Searching questions are sometimes good for us, even if they do prick 'the bubble of our self-complacency and sting our denominational or ministerial pride. Here are a few queries for a start that are worth pondering:

Why is it when you greet a fellow worker and ask, " How are things go­ing? " the almost invariable reply is, " We reached our sixty cents a week," or, " We went over the top in our Harvest Ingathering," or some similar response? Rarely does the response speak of the gain in souls, the con­quests of the cross, or the deepening of the spiritual life either in the church or in the worker's own life. I wonder if we need a new vision of values.

Why is it that we have time — hours and hours of time — to discuss every conceivable plan and problem and ques­tion in committees and on boards, but rarely 'have time to spend an hour in united prayer or in joint study of the deeps of the word of God or inten­sive study from the spiritual side of the great problem of reaching souls? Would we not get farther and accom­plish more by shifting our emphasis?

Why is it that we are still presenting our message in substantially the same form as we did forty years ago? Yet we live in a different world. The rise of evolution and the development of modernism have brought an entirely new attitude into the religious world, while the new psychology and the re­vival of atheism have wrecked the faith of multitudes. Ought we not to study most seriously our whole prob­lem, facing all the factors and seeking God nnitedly, to know how to meet most efficiently the new issues of this last hour?

Why is it that when modernism was making its malign inroads in all com­munities a few decades ago, with but feeble protests, that the Fundamental­ist movement, defective as it is but defending the Bible and loyal to the conservative position, arose among the denominations themselves instead of finding its center and motive power in this movement? Have we been timid and remiss?

Why is it that the greatest contend­ers against evolution and the outstand­ing exponents of at least certain fea­tures of health reform, have arisen out­side of our ranks, so that we now quote them as authorities,— men who prob­ably never heard of this movement? Have we kept our rightful place of leadership?

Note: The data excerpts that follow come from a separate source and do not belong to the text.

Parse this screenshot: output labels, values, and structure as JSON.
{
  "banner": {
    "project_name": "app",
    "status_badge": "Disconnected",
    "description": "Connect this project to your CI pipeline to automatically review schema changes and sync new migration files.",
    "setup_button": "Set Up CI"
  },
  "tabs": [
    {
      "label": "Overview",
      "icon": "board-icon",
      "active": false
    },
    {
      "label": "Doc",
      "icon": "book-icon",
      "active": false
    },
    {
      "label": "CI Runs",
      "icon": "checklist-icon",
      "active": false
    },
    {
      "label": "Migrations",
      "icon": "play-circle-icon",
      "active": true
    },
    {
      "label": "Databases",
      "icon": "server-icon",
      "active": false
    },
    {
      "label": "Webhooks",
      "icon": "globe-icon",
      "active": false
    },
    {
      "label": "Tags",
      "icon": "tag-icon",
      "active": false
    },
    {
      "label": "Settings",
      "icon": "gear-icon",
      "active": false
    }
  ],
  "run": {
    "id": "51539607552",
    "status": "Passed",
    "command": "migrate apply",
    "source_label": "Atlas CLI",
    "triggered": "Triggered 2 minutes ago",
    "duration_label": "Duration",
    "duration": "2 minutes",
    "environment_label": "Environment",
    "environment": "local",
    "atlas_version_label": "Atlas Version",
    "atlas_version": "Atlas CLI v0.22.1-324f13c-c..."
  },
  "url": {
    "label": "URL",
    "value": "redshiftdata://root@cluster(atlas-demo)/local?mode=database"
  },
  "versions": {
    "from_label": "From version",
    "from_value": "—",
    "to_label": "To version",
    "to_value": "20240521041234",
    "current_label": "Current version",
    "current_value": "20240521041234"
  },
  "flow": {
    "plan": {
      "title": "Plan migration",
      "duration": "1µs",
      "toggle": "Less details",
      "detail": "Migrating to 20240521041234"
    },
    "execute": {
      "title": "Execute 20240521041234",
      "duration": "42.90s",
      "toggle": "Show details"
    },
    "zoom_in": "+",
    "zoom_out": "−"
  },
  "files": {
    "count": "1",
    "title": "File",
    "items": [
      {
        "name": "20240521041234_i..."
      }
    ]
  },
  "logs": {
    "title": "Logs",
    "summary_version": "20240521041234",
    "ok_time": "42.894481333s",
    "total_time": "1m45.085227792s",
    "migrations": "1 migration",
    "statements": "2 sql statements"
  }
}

Why is it that emphasis upon the victorious life, which is so clearly, fully, and explicitly taught in the spirit of prophecy, has received its greatest emphasis from men ignorant of this matchless gift to our church? They have been quick to see the imperative need and the glorious provision of vic­tory over the power of sin through the indwelling Christ made operatively possible by the Holy Spirit. Why should we, who sense the impending close of probation when there will be no Intercessor to plead for us, trail belatedly along as a tardy second?

Why is it that so many churches do not show a net gain of a single mem­ber? — stagnation in the midst of the current of God's love and grace and the outpouring of His Spirit upon all flesh! Do we not need a mighty spiritual awakening and a universal revival of soul winning? Unless the home base keeps pace with the growth in other divisions, in increasing its membership, how can we supply the necessary men and means?

Why is it that we have checked against us year by year so many apos­tasies? Is not the reason either lack of a thorough conversion to Christ at the time of admission into the church, stopping short with an intellectual con­viction of our body of teaching; or, if converted, failure thoroughly to indoc­trinate in our distinctive truths, spirit of prophecy and all? Of course there are other contributing factors, but are not these the outstanding causes?

God designs for as to be the head, and not the tail. This is God's message and His movement. Limitless is God's love for us, and glorious are many of the achievements of the church. But there is nothing so deadening and perilous as smug complacency and a spirit of " We are the people." Higher, ever higher, should be our goal, not simply in dollars, nor even in souls won in­tellectually, but in personal, spiritual attainment; forward, ever forward, should be our aim; deeper, ever deeper, should be our passion. We must not settle upon our lees. Let us ask our­selves these and other equally heart-searching questions.                     

L. E. F.


Ministry reserves the right to approve, disapprove, and delete comments at our discretion and will not be able to respond to inquiries about these comments. Please ensure that your words are respectful, courteous, and relevant.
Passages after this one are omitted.